This interesting piece on new testate amoeba research in the Amazon by Graeme Swindles and colleagues is written by Bob Booth from Lehigh University, USA on the ‘From inside the shell’ blog on testate research. It’s well worth a read as it highlights just how useful and diverse these tiny organisms can be. It’s not every day on fieldwork you have to divert your sampling transect to avoid snakes…
Sampling testate amoebae in a tropical peatland. A recent paper in Microbial Ecology by Swindles et al. suggests that testate amoebae have good potential as hydrological indicators in tropical peatlands.
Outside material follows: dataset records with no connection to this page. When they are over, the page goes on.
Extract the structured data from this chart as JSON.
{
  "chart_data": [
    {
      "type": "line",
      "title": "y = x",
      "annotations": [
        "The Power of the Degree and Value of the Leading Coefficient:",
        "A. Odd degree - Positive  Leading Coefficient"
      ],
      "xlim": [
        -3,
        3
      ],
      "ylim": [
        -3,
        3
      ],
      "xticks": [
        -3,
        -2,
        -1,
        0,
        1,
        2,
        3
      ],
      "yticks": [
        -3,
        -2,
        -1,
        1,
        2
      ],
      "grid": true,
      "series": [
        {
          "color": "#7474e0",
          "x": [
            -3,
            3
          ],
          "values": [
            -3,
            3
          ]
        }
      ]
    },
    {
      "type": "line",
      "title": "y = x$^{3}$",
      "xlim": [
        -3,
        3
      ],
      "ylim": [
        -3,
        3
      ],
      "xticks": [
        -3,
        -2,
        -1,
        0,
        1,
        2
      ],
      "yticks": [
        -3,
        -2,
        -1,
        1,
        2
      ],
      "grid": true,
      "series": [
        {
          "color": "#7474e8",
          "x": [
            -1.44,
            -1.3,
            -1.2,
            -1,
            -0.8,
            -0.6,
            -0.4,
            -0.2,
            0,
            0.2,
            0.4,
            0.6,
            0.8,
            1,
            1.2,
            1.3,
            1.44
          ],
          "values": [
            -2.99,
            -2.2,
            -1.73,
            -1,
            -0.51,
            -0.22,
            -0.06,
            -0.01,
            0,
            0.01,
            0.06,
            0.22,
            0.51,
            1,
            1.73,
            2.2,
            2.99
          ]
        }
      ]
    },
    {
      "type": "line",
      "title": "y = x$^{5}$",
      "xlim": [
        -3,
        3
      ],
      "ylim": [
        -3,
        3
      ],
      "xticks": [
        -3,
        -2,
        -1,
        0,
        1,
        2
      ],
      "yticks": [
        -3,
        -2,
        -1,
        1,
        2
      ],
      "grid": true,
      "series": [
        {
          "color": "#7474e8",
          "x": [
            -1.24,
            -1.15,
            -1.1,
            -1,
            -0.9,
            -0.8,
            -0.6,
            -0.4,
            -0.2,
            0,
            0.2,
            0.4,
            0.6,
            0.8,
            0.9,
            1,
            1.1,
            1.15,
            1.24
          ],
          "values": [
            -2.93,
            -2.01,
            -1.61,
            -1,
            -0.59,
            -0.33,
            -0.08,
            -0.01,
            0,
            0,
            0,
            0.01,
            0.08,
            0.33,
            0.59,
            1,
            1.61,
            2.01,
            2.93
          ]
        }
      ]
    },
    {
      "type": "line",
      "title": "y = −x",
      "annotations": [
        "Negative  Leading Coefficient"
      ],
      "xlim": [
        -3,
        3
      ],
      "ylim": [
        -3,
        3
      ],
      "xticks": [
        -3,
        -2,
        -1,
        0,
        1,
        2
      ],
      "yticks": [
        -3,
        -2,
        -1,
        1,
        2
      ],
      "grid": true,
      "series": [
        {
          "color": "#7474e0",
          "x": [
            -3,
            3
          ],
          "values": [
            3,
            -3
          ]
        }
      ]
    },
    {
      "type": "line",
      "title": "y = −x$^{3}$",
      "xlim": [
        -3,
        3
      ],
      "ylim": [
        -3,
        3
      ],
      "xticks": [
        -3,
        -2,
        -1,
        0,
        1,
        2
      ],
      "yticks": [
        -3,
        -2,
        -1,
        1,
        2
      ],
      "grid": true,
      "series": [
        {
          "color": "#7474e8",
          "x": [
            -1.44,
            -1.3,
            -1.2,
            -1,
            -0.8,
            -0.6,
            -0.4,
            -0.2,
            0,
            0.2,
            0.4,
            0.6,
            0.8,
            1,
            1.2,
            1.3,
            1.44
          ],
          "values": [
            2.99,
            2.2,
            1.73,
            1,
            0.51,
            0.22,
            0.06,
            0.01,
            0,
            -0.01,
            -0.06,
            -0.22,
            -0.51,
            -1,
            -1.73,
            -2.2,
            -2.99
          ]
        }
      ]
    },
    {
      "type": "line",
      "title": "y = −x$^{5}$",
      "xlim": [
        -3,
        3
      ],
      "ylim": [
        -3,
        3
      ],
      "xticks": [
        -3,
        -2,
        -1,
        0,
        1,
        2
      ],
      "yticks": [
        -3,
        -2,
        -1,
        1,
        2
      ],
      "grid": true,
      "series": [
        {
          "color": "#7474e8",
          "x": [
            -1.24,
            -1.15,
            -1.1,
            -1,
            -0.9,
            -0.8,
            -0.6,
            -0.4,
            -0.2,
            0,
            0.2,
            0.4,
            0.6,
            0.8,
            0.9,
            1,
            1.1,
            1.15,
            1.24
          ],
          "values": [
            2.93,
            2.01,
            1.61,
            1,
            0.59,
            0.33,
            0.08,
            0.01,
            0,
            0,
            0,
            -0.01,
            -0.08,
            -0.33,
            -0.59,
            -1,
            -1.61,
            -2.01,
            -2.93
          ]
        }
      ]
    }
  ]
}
Testate amoebae have been successfully used as indicators of past changes in peatland hydrology, particularly ombrotrophic (i.e., nutrients derived exclusively from precipitation) peatlands of north-temperate and boreal regions. Over the past couple decades, many ecological studies of testate amoebae have been performed in these northern bogs, allowing empirical relationships between community composition and surface moisture to be described. Because the shells of testate amoebae preserve well in the acidic and anaerobic environment of bogs, these modern relationships have been used to infer past changes in the relative wetness of the bog surface from the composition of subfossil communities. Much recent work has focused on the validation and interpretation of testate amoeba paleohydrological records from bogs, and their application to pressing global change questions.